If Eversource operates under state order, existing regulations allow the utility to recoup its bad debt — in this case, the delinquent bill payments — from the rest of its customer base.
But if it maintains the moratorium without a mandate from PURA, it still can ask the state for permission to recoup the lost payments — but it has no legal claim to the funds.
“As a regulated utility, we can’t prudently take action that isn’t authorized by our regulators,” Eversource spokeswoman Tricia T. Modifica wrote in a statement. “We’re anxiously awaiting PURA’s decision.”
Modifica added that “Continuing the moratorium is the right thing to do for customers who have faced financial hardship, uncertainty and an unprecedented series of other challenges as the COVID-19 pandemic persists, and we are hoping that PURA will agree and authorize us to reinstitute the moratorium.”
Attorney General William Tong, who also has urged state regulators to extend the moratoriums, said Wednesday he wasn’t worried that a decision hadn’t been reached by Oct. 28.
“We have every expectation that utilities will do the right thing and pause any service disconnections while PURA reviews an official extension of the moratorium,” the attorney general said.
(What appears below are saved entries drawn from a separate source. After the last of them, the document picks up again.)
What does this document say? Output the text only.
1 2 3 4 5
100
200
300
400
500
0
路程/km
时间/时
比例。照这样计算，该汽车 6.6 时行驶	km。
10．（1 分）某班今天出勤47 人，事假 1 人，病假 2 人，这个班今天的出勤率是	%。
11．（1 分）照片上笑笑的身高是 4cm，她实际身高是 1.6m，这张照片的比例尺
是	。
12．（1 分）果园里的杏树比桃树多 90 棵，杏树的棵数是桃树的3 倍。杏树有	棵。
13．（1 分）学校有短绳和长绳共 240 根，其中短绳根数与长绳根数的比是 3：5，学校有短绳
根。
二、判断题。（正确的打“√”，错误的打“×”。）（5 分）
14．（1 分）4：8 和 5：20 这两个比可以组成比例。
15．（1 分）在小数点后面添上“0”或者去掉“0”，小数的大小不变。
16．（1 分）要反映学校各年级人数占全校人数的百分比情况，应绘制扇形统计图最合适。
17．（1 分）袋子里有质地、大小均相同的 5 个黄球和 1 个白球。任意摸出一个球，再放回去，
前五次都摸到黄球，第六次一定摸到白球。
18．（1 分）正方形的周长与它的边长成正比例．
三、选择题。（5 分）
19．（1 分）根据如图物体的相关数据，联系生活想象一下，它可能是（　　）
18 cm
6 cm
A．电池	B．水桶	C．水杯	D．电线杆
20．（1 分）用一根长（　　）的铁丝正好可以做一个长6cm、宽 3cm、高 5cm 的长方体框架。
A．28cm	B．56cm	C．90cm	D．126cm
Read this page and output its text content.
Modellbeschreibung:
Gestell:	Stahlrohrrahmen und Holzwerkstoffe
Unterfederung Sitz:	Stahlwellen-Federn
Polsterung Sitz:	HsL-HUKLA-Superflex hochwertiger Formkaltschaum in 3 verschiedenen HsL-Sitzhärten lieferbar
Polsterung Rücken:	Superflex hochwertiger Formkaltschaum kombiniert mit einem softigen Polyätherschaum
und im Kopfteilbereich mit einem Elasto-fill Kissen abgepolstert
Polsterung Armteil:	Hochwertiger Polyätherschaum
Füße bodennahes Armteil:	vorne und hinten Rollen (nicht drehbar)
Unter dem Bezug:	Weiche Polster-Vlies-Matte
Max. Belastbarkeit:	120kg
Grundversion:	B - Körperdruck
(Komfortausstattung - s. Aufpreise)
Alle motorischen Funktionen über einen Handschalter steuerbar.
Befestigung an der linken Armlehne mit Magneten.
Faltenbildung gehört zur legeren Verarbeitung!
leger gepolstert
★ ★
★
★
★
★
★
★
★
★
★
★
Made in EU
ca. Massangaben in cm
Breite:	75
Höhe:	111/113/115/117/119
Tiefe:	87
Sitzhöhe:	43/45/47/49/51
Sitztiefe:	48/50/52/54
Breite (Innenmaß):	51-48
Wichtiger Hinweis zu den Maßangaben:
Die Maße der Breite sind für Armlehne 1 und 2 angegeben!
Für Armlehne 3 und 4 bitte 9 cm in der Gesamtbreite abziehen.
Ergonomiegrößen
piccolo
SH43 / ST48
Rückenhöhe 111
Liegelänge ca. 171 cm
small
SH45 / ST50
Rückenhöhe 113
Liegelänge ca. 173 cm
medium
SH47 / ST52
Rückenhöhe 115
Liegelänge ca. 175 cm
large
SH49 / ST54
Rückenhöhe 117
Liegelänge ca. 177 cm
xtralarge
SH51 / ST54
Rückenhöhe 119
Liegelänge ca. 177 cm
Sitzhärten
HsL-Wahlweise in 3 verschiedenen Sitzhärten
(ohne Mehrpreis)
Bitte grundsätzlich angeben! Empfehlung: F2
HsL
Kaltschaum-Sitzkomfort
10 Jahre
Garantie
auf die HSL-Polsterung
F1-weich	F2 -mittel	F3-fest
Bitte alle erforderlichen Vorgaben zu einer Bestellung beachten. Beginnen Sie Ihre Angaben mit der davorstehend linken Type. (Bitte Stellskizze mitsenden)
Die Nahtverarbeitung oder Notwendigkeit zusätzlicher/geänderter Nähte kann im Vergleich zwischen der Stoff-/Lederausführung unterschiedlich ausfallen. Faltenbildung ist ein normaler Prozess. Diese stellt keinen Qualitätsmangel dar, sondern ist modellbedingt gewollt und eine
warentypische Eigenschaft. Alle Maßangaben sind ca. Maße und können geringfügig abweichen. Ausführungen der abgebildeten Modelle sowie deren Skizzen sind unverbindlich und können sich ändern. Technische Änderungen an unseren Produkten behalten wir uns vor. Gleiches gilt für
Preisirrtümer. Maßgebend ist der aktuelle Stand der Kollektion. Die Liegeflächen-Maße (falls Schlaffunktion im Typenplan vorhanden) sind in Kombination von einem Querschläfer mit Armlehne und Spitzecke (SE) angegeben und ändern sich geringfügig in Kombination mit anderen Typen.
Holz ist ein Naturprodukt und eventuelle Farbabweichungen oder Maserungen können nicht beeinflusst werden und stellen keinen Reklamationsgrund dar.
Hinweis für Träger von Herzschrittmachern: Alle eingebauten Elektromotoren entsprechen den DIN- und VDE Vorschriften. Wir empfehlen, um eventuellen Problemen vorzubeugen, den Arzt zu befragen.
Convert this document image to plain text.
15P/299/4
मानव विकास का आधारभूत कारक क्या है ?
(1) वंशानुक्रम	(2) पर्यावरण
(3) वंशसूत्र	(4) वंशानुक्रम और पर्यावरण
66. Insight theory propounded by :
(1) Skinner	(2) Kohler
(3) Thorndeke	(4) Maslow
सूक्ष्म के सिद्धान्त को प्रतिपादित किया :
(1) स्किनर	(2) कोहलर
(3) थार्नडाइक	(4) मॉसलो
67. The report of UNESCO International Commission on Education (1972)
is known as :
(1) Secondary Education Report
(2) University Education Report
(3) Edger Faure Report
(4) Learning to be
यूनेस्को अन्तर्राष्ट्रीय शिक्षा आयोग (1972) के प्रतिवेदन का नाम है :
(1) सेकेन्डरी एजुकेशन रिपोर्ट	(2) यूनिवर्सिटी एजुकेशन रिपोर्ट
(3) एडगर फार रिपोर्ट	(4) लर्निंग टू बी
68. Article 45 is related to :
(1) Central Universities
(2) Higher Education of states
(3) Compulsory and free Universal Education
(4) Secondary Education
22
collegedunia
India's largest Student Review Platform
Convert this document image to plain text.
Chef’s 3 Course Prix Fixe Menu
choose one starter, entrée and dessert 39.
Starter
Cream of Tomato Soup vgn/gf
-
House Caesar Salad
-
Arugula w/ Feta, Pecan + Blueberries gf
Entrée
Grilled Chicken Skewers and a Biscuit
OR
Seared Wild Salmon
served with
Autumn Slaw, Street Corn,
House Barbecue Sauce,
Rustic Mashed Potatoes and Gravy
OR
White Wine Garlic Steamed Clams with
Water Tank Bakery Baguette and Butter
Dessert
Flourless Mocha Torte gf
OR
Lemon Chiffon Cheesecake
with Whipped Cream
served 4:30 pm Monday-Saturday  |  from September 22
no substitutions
“I’m concerned about all customers, not just the hardships,” said Brenda Watson, executive director of Operation Fuel, who called it “unfortunate” the moratorium question remains unresolved in late October. A Hartford-based nonprofit, Operation Fuel provides emergency energy assistance to low-income Connecticut households since 1977.
The state’s acting counsel Counsel, Richard E. Sobolewski, was hopeful the moratorium would be extended soon “given that we see the COVID cases are rising again and we are getting into cold weather.”
Late Wednesday, the National Weather Service was forecasting a low temperature of 26 for Friday night in Hartford.
Eversource has faced a flurry of public since June, when PURA initially approved a major electric rate hike. Regulators suspended it, though, on July 31.
The criticism only intensified following Tropical Storm Isaias when it took Eversource nine days to correct more than 1.1 million outages.
The General Assembly and Gov. Ned Lamont responded in early October by enacting a measure mandating a performance-based rate system. They also raised the limit for civil penalties for utilities that fail to comply with emergency restoration and preparedness standards.